It’s hard to have sympathy for someone who has nearly $5,000 in unpaid parking tickets, the amount owed the city by the owner of a car with the Washington license plate number of 320VJE.
In fact, just the opposite. We’d like to see the driver held up to public scorn, but state law prevents the city from releasing the owner’s name to the public.
For someone who so flouts the law and attempts at collection, however, there’s a better remedy. The owner ought to get the boot — that’s the colloquial term for a clamp that immobilizes a car whose owner has accumulated too many unpaid parking tickets. It’s done with apparent success at Western Washington University, and it might just be time to try it in Bellingham, where the city has some $1.5 million in outstanding parking tickets.
In response to a Bellingham Herald story on the subject last week, Mayor Dan Pike said he would be discussing the matter with other city officials, some of whom have been reluctant to take such a drastic step as affixing the boot.
But leaving a disabled car in the street until its owner pays up can have a positive effect — it shows everyone that the city isn’t afraid to use its muscle.
We’d urge Pike to order officials to try wheel clamps, or maybe even towing and impounding of such scofflaws’ cars.
We understand people’s aversion to feeding meters or juggling parking spots if they live or work downtown. Who can say they truly enjoy the hassle of hoarding change just to feed the meter? The city needs to address more long-term parking for residents and downtown workers, and city officials have promised they are working to solve that issue as they address the redevelopment of the formerly industrial waterfront.
And there is the apparent inequality of neighborhood shopping districts like Fairhaven, where there are no meters and parking is difficult.

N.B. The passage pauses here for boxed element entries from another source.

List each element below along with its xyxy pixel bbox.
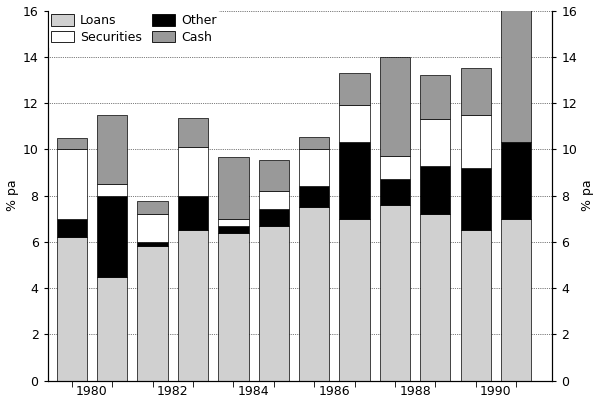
Bar xyxy=(218,233,248,381)
Bar xyxy=(420,214,451,381)
Bar xyxy=(137,214,168,242)
Bar xyxy=(57,237,87,381)
Y-axis label: % pa: % pa xyxy=(5,180,19,211)
Bar xyxy=(259,226,289,381)
Bar xyxy=(501,219,531,381)
Bar xyxy=(57,219,87,237)
Bar xyxy=(259,191,289,209)
Bar xyxy=(299,137,329,149)
Bar xyxy=(461,115,491,168)
Bar xyxy=(380,57,410,156)
Bar xyxy=(340,105,370,142)
Bar xyxy=(501,142,531,219)
Bar xyxy=(218,219,248,226)
Bar xyxy=(57,138,87,149)
Bar xyxy=(299,207,329,381)
Bar xyxy=(137,242,168,246)
Bar xyxy=(340,142,370,219)
Bar xyxy=(420,166,451,214)
Bar xyxy=(420,119,451,166)
Bar xyxy=(97,115,127,184)
Bar xyxy=(178,230,208,381)
Bar xyxy=(299,186,329,207)
Bar xyxy=(137,246,168,381)
Bar xyxy=(178,147,208,196)
Bar xyxy=(57,149,87,219)
Bar xyxy=(299,149,329,186)
Bar xyxy=(218,158,248,219)
Legend: Loans, Securities, Other, Cash: Loans, Securities, Other, Cash xyxy=(47,11,220,48)
Bar xyxy=(461,68,491,115)
Bar xyxy=(97,184,127,196)
Bar xyxy=(97,276,127,381)
Bar xyxy=(137,201,168,214)
Bar xyxy=(380,179,410,205)
Bar xyxy=(178,196,208,230)
Bar xyxy=(420,75,451,119)
Bar xyxy=(380,205,410,381)
Bar xyxy=(97,196,127,276)
Bar xyxy=(178,118,208,147)
Bar xyxy=(501,4,531,142)
Bar xyxy=(340,219,370,381)
Bar xyxy=(259,209,289,226)
Bar xyxy=(461,168,491,230)
Bar xyxy=(218,226,248,233)
Y-axis label: % pa: % pa xyxy=(581,180,595,211)
Bar xyxy=(461,230,491,381)
Bar xyxy=(340,73,370,105)
Bar xyxy=(380,156,410,179)
Bar xyxy=(259,160,289,191)
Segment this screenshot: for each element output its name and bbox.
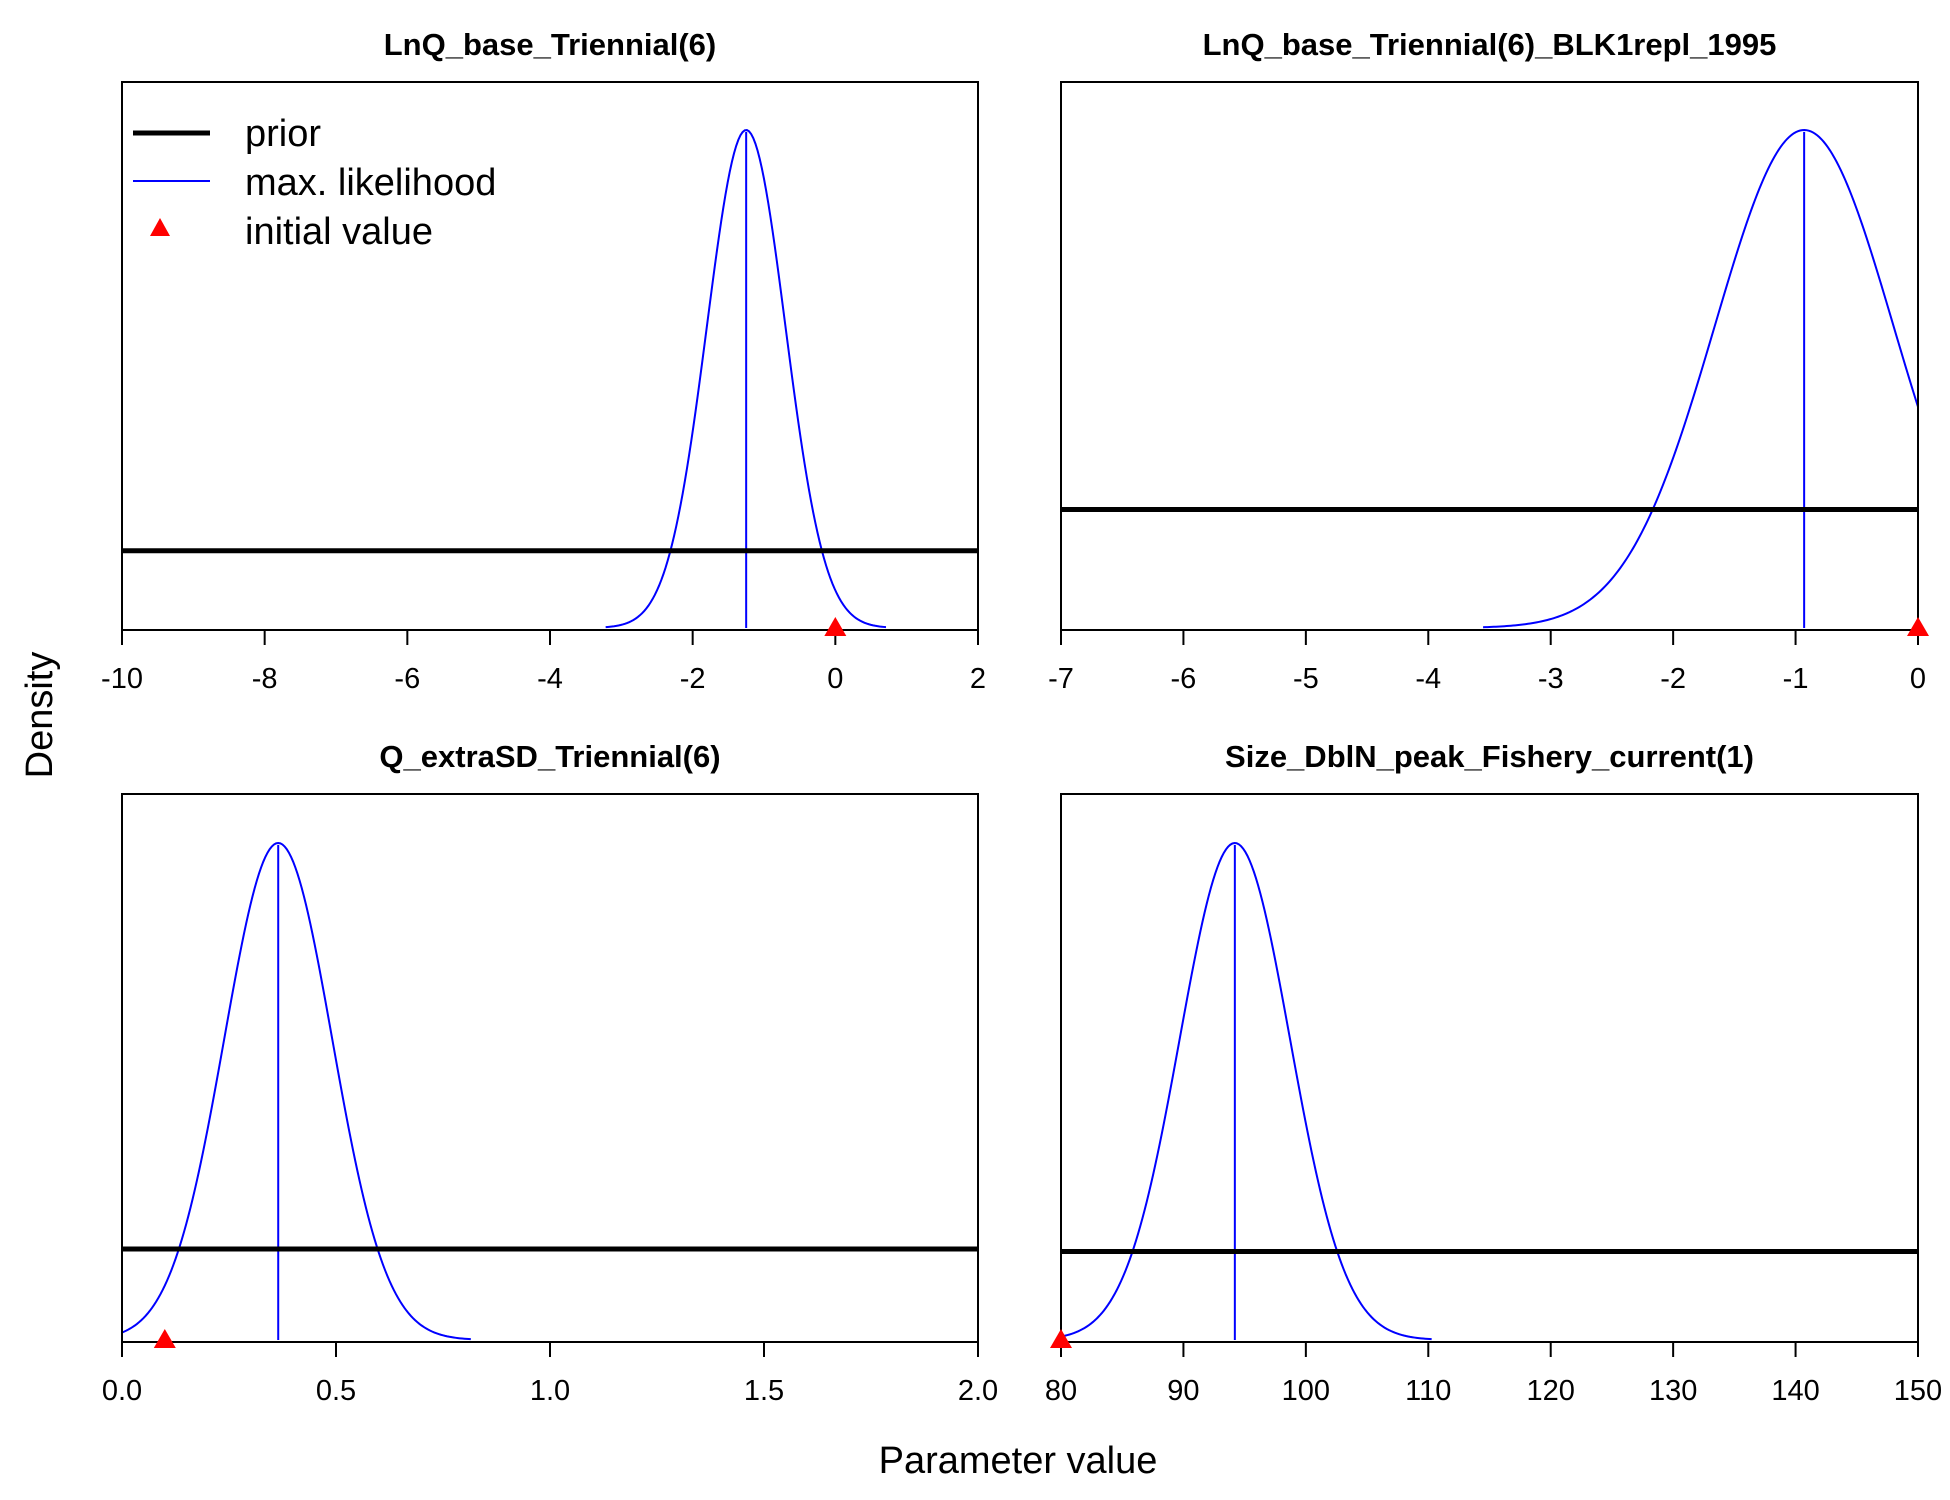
x-tick-label: -6 (1171, 663, 1197, 695)
x-tick-label: 0.5 (316, 1375, 356, 1407)
y-axis-label: Density (19, 652, 61, 779)
x-tick-label: -8 (252, 663, 278, 695)
likelihood-curve (1483, 128, 1918, 629)
x-tick-label: -10 (101, 663, 143, 695)
panel-title: Size_DblN_peak_Fishery_current(1) (1225, 739, 1754, 774)
initial-value-marker (824, 617, 847, 636)
plot-area (122, 841, 978, 1341)
x-tick-label: 150 (1894, 1375, 1942, 1407)
panel-q-extrasd-triennial: Q_extraSD_Triennial(6) 0.0 0.5 1.0 1.5 2.0 (102, 739, 998, 1407)
plot-area (122, 129, 978, 629)
x-tick-label: 2 (970, 663, 986, 695)
legend-initial-label: initial value (245, 211, 433, 253)
x-tick-label: -2 (680, 663, 706, 695)
likelihood-curve (605, 129, 887, 629)
panel-lnq-base-triennial: LnQ_base_Triennial(6) -10 -8 -6 -4 -2 0 2 (101, 27, 986, 695)
plot-frame (1060, 793, 1919, 1343)
panel-lnq-base-triennial-blk1repl: LnQ_base_Triennial(6)_BLK1repl_1995 -7 -6 -… (1048, 27, 1929, 695)
panel-title: LnQ_base_Triennial(6)_BLK1repl_1995 (1203, 27, 1777, 62)
x-tick-label: 80 (1045, 1375, 1077, 1407)
x-tick-label: 1.5 (744, 1375, 784, 1407)
x-tick-label: -4 (1415, 663, 1441, 695)
panel-title: Q_extraSD_Triennial(6) (379, 739, 720, 774)
x-tick-label: 130 (1649, 1375, 1697, 1407)
x-tick-label: 140 (1771, 1375, 1819, 1407)
legend-prior-label: prior (245, 113, 321, 155)
legend-initial-swatch (150, 218, 170, 236)
x-tick-label: 110 (1405, 1375, 1451, 1407)
plot-area (1061, 841, 1918, 1341)
x-tick-label: 1.0 (530, 1375, 570, 1407)
plot-area (1061, 128, 1918, 629)
legend: prior max. likelihood initial value (133, 113, 496, 253)
x-tick-label: -5 (1293, 663, 1319, 695)
x-tick-label: 90 (1167, 1375, 1199, 1407)
plot-frame (1060, 81, 1919, 631)
x-tick-label: 100 (1282, 1375, 1330, 1407)
x-tick-label: 120 (1527, 1375, 1575, 1407)
panel-size-dbln-peak-fishery: Size_DblN_peak_Fishery_current(1) 80 90 100… (1045, 739, 1942, 1407)
x-tick-label: 0 (1910, 663, 1926, 695)
x-tick-label: -3 (1538, 663, 1564, 695)
initial-value-marker (1907, 617, 1929, 636)
panel-title: LnQ_base_Triennial(6) (384, 27, 717, 62)
likelihood-curve (1061, 841, 1432, 1341)
initial-value-marker (1050, 1329, 1072, 1348)
legend-likelihood-label: max. likelihood (245, 162, 496, 204)
x-tick-label: 0 (827, 663, 843, 695)
x-tick-label: -6 (394, 663, 420, 695)
x-tick-label: -7 (1048, 663, 1074, 695)
x-tick-label: -4 (537, 663, 563, 695)
x-tick-label: 0.0 (102, 1375, 142, 1407)
x-tick-label: -1 (1783, 663, 1809, 695)
x-tick-label: 2.0 (958, 1375, 998, 1407)
x-axis-label: Parameter value (879, 1440, 1158, 1482)
x-tick-label: -2 (1660, 663, 1686, 695)
initial-value-marker (153, 1329, 176, 1348)
likelihood-curve (122, 841, 471, 1341)
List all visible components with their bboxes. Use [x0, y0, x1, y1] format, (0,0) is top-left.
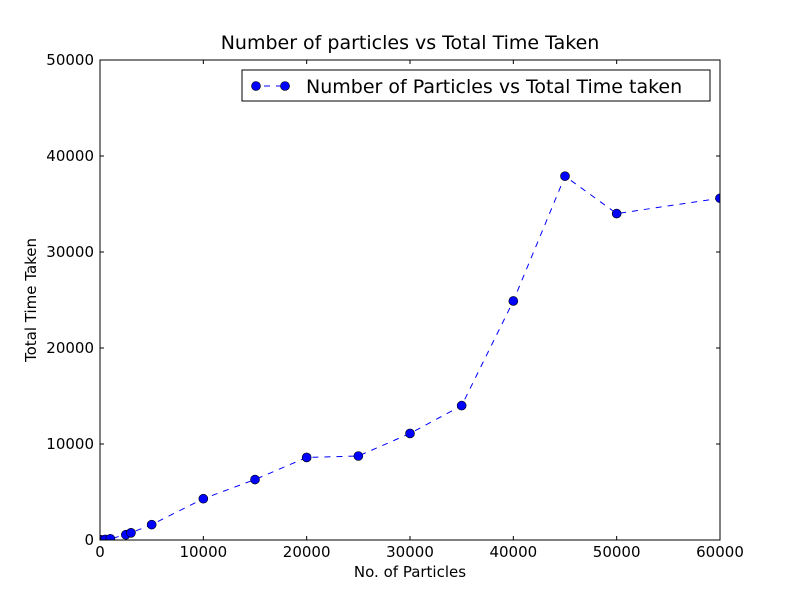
x-tick-label: 20000	[283, 543, 331, 561]
legend-marker	[251, 81, 261, 91]
x-tick-label: 0	[95, 543, 105, 561]
y-tick-label: 20000	[46, 339, 94, 357]
plot-layer	[100, 171, 720, 540]
x-axis-label: No. of Particles	[354, 563, 466, 581]
y-tick-label: 40000	[46, 147, 94, 165]
x-tick-label: 40000	[489, 543, 537, 561]
x-tick-label: 30000	[386, 543, 434, 561]
data-point	[301, 452, 312, 463]
y-axis-label: Total Time Taken	[22, 238, 40, 363]
data-point	[456, 400, 467, 411]
y-tick-label: 50000	[46, 51, 94, 69]
data-point	[126, 527, 136, 538]
x-tick-label: 60000	[696, 543, 744, 561]
x-tick-label: 10000	[179, 543, 227, 561]
y-tick-label: 0	[84, 531, 94, 549]
chart-title: Number of particles vs Total Time Taken	[221, 32, 600, 54]
data-point	[715, 193, 720, 204]
ticks-layer: 0 10000 20000 30000 40000 50000 60000 0 10000 200…	[46, 51, 744, 561]
plot-area	[100, 171, 720, 540]
legend: Number of Particles vs Total Time taken	[241, 69, 711, 102]
data-point	[146, 519, 157, 530]
data-point	[560, 171, 570, 181]
data-point	[198, 493, 209, 504]
x-tick-label: 50000	[593, 543, 641, 561]
data-point	[105, 533, 116, 540]
legend-box	[241, 69, 711, 102]
data-point	[508, 296, 519, 306]
legend-label: Number of Particles vs Total Time taken	[306, 76, 682, 98]
series-line	[100, 175, 720, 540]
data-point	[353, 451, 364, 461]
y-tick-label: 30000	[46, 243, 94, 261]
y-tick-label: 10000	[46, 435, 94, 453]
data-point	[250, 474, 260, 485]
data-point	[405, 428, 415, 439]
data-point	[611, 208, 622, 219]
legend-marker	[280, 81, 290, 91]
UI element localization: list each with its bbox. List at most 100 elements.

But for the present, parking downtown is limited, and it’s going to get worse with new buildings such as the Whatcom Art and Children’s Museum that’s going up near the library.
Those scarce downtown parking spaces must remain open if local merchants, who make the Central Business District such a lively place, are to thrive. Sure, it’s free to park at Bellis Fair. The mall is an important economic asset to the city. But is the mall the heart and soul of our community?
No, downtown is.
We can encourage downtown workers to ride the bus, car pool, or park on the margins of the downtown core where spaces are free. And we can encourage downtown residents to find permanent parking solutions. All those options are better than taking up parking spaces that are sorely needed for the customers of downtown businesses.
But that doesn’t address the problem of unpaid tickets and fines in a constructive way. Neither does the endless cycle of ticketing, billing, and sending overdue fines to a collection agency.
According to The Herald’s reporting last week, some 76 percent of ticketed vehicles received only one ticket in 2007. Those people likely paid their $10 fines and kept a better eye on the meter, lest they get socked with another yellow envelope on the windshield.
Most of the others grudgingly pay their fines after a few more warning notices and perhaps a late fee. But we’re talking about habitual offenders who just won’t cough up what they owe. For them, the city needs the proverbial stick.